Friday, May 15th: History. Nikki Manning reads from her new book Historic Underground Missoula. 7 pm.
Much of Missoula’s history lies beneath the surface. As in many Old West cities, cavernous underground tunnel systems purportedly hid countless nefarious activities, from clandestine prostitution and Chinese opium dens to booze running during Prohibition. These sordid tales captivate today’s residents and beg questions about the city’s furtive past. Did local elite gentlemen mask their carnal habits there? Did John Wayne really use the passageways to run personal errands unnoticed?
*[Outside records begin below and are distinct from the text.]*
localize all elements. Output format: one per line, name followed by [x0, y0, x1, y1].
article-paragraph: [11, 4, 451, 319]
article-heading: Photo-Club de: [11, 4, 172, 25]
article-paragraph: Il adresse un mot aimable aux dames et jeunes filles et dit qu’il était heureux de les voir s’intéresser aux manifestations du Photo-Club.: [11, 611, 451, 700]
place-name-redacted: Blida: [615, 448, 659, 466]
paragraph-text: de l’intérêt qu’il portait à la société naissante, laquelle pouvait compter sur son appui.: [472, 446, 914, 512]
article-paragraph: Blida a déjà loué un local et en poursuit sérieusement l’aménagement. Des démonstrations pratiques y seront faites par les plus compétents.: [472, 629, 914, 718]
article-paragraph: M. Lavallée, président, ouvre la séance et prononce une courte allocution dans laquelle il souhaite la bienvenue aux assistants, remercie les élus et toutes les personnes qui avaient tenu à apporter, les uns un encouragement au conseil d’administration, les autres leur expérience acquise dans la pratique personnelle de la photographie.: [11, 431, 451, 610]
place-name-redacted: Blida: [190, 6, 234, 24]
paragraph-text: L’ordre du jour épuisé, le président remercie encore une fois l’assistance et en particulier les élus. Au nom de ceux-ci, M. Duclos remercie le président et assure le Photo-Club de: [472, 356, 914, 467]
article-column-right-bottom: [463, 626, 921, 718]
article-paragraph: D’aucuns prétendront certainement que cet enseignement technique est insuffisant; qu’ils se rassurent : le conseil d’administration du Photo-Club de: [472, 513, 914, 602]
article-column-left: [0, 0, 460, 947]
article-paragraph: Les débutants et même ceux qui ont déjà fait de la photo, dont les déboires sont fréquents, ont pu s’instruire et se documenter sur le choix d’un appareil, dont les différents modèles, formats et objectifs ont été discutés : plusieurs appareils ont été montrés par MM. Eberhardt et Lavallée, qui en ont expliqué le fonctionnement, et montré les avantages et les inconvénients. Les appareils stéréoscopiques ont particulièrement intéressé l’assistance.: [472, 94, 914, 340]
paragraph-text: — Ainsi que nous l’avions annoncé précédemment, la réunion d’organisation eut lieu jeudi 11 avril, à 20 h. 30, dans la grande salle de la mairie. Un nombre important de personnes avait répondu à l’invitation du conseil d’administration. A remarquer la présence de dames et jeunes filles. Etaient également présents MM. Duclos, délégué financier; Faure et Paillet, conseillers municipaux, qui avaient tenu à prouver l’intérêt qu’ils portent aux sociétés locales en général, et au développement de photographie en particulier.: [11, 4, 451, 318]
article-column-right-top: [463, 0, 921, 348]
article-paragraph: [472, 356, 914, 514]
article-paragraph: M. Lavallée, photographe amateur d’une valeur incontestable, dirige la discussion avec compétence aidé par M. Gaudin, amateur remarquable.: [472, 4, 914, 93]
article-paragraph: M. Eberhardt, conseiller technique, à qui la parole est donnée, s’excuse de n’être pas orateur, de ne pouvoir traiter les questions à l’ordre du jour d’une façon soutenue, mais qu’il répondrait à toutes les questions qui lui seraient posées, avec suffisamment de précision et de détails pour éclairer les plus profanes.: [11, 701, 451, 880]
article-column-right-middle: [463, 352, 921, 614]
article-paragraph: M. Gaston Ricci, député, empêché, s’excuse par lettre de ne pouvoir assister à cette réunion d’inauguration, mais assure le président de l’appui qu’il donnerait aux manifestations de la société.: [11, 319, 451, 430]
Author and urban archaeologist Nikki Manning ventures below to reconcile oral history with archaeological data in a fascinating exploration of Missoula’s subterranean labyrinths.
Nikki Manning earned her bachelor’s degree in sociology (with a minor in anthropology) at Boston University in Boston, Massachusetts. After a time in the corporate world working in human resources and marketing, she returned to graduate school in the fall of 2011 at the University of Montana and completed a master’s degree in anthropology with a concentration in cultural heritage and urban archaeology. Her thesis research focused on the Missoula Historic Underground and exploring how the political and social climate of early Missoula may have affected the use of space and the built environment. Nikki serves on the boards of Preserve Historic Missoula and the Missoula Historic Preservation Commission. She focuses a lot of her energy on historic preservation education and public archaeology. Future goals include earning her PhD in anthropology and continuing research of historic undergrounds and use of urban spaces.